“Aging in place” refers to one remaining in his or her own home as they age, as opposed to moving into a nursing home, retirement community, or some other assisted living facility. More and more older adults are choosing this option because those who age in place tend to have the best quality of life compared to those admitted into assisted living.
However, aging in place isn’t right for everyone, and it’s not as simple as “remaining in your own home.” The key to successfully aging in place is to do so safely and comfortably. With that being said, certain home renovations may have to take place.
#1: Bathroom Modifications
Senior citizens are at higher risk of falls than the rest of the population, with the majority of falls occurring in the home— and the majority of home falls occurring in the bathroom. Getting in and out of the bathtub/shower becomes harder at this age, so it’s a good idea to install handrails and maybe even a shower chair to reduce the risk of falling.
A walk-in shower or bathtub would be even more ideal. Toilets and sinks may need to be adjusted to a higher and lower setting, respectively, for optimal comfort.

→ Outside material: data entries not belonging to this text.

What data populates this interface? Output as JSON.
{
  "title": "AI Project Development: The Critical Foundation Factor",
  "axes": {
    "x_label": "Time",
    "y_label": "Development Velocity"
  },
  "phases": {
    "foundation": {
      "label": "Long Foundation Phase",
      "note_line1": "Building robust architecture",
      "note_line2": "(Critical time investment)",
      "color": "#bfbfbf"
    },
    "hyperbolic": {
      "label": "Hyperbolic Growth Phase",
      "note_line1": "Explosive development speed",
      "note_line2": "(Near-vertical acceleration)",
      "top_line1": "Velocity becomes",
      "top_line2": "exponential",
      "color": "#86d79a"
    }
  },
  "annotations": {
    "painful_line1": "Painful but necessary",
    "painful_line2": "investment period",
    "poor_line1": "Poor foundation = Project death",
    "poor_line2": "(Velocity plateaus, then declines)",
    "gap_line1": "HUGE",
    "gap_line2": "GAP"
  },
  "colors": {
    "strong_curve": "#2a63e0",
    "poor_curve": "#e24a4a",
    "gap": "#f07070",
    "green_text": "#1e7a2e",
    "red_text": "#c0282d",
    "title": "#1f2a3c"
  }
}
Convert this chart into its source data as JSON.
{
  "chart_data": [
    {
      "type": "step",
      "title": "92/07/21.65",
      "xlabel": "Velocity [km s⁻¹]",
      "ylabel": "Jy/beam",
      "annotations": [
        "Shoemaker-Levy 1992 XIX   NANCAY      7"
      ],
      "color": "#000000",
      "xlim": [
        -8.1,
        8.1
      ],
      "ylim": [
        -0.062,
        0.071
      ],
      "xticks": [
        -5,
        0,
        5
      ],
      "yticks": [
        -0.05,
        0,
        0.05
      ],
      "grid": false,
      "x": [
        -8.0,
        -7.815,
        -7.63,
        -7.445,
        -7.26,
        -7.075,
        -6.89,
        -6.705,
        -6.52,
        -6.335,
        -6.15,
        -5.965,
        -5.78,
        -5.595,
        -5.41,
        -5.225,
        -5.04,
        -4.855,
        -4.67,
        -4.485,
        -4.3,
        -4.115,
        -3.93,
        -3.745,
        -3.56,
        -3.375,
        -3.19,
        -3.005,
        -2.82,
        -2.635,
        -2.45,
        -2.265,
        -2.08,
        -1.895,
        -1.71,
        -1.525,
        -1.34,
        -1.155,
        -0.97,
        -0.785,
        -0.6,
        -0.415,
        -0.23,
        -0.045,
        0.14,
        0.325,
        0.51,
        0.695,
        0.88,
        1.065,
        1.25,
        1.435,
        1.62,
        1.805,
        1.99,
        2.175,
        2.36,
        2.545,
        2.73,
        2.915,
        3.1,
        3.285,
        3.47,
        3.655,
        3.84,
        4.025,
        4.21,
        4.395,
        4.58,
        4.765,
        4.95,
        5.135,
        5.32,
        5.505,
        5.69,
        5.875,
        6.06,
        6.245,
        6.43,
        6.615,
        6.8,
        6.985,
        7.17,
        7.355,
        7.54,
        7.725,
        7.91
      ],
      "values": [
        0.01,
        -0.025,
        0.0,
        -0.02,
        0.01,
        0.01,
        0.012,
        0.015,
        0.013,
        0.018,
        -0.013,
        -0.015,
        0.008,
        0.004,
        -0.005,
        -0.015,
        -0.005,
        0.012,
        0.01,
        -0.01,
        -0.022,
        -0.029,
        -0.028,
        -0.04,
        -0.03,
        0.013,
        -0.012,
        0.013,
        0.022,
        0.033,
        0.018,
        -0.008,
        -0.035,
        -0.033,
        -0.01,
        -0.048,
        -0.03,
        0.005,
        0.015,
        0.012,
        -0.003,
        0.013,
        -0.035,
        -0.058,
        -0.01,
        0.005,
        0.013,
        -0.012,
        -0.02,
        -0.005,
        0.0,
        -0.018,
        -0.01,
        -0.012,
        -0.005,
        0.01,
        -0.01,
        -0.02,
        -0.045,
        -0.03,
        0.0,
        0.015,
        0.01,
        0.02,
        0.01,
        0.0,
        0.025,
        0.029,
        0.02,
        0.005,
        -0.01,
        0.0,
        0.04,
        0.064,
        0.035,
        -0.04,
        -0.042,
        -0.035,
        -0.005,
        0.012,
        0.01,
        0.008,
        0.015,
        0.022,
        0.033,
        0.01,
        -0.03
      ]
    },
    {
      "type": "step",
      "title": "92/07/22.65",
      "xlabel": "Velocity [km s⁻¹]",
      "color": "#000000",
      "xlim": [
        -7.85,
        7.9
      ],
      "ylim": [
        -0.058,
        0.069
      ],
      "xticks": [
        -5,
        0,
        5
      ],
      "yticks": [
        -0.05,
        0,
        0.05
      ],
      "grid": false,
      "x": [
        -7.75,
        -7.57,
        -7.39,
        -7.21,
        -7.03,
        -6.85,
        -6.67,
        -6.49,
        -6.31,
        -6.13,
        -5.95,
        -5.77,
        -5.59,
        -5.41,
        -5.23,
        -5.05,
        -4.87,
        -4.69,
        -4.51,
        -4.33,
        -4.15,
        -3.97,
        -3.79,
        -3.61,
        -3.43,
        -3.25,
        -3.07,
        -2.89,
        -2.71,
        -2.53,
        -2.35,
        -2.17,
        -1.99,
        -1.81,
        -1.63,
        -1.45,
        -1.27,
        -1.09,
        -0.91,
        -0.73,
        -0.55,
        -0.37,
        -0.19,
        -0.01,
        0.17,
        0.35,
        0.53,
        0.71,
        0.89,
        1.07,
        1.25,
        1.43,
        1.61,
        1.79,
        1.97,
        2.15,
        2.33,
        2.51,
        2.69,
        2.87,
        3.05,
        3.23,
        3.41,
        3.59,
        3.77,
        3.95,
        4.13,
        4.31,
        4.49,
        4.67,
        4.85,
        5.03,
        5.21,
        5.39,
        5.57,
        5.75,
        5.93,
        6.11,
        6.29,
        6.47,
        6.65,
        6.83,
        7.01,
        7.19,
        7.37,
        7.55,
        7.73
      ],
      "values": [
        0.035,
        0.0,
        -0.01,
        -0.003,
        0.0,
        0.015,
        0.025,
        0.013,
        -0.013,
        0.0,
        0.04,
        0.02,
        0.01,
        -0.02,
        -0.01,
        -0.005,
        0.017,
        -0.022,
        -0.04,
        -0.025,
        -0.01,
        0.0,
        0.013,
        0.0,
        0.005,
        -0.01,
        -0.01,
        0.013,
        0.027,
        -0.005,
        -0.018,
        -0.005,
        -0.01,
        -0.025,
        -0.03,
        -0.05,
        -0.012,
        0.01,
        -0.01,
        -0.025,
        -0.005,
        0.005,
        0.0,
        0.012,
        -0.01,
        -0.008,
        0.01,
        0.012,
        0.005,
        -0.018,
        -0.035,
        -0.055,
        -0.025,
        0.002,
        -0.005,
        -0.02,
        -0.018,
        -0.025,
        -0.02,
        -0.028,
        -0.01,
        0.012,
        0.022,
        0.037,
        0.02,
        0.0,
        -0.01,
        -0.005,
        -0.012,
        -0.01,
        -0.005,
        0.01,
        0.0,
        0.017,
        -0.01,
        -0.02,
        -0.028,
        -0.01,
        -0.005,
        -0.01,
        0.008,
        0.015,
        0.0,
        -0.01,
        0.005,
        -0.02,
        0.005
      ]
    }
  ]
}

Unfortunately, not all falls can be prevented, but at least the impact can be minimized. Many bathrooms have tile flooring, and this is one of the hardest, most uncomfortable types of flooring. However, it’s waterproof, which is what’s required in a bathroom. Fortunately, there are other types of flooring— such as vinyl— that are waterproof and not as hard as tile.
#2: Change Up the Flooring
Speaking of flooring, it’ll be smart to take a look at the flooring throughout the rest of the home. If there’s tile present anywhere else in a high-traffic area, it should be replaced with a softer type of flooring. Thick, high-pile carpet should also be replaced because it can cause trouble for the wheels on wheelchairs and walkers, plus it harbors a lot of indoor pollutants and it’s hard to clean.
Some of the best flooring options for older adults include non-toxic vinyl flooring, linoleum flooring, and low-pile carpet. These types aren’t as hard as tile or hardwood flooring, they’re easy to clean, and they won’t snag on walkers or wheelchairs.
#3: Kitchen Modifications
Kitchen countertops typically stand 34 inches off the ground— a height which isn’t very accessible to all senior citizens. Lowering them by about four inches makes them more accessible, and some may need to be even lower to accommodate those in wheelchairs. Shelves in pantries and closets may also need to be lowered.
With countertops being lowered, the kitchen sink will have to be lowered as well. While you’re at it, consider motion-sensored faucets to reduce reaching distance. Lever-style faucets also work well, as opposed to twist-knob faucets. With that being said, replacing all twist-knob door knobs to lever-style will also reduce strain on the wrists.
#4: Other Considerations
Some senior citizens have full mobility, while others have significantly limited mobility. However, this limited mobility doesn’t mean that an assisted living facility is better for them— it just means that more accommodations have to be made in order for them to live comfortably and safely.
Wheelchair Ramps, Chair Lifts, and Home Elevators
Those who rely on a wheelchair to get around must be able to enter and exit their homes safely. Some homes have steps on the outside, so these will have to be replaced with a ramp— or just simply have a ramp added.
As for stairs on the inside, some senior citizens may have the option to remain on the ground level of their home with no need to go upstairs. However, not everyone has that option. In this case, a chair lift may be installed to help them get up and down the stairs safely, or a residential elevator can be installed instead.
Again, for those in wheelchairs, doorways will need to be widened from their standard 32 inch width. And since you’ll also likely be changing out the door knobs, this would be a great time to look into some new door styles. A universal-style home doesn’t have to be untrendy.
The majority of seniors want to age in place, and this can be due to the horror stories of elder abuse in nursing homes. Those who have been affected by nursing home abuse should contact Rosenfeld Injury Lawyers and seek justice.
Again, aging in place isn’t for everyone, and assisted living may be the only available option. Eating healthy, exercising, and abstaining from smoking are a few ways to remain healthy as you age, increasing the likelihood that you’ll be able to successfully age in place.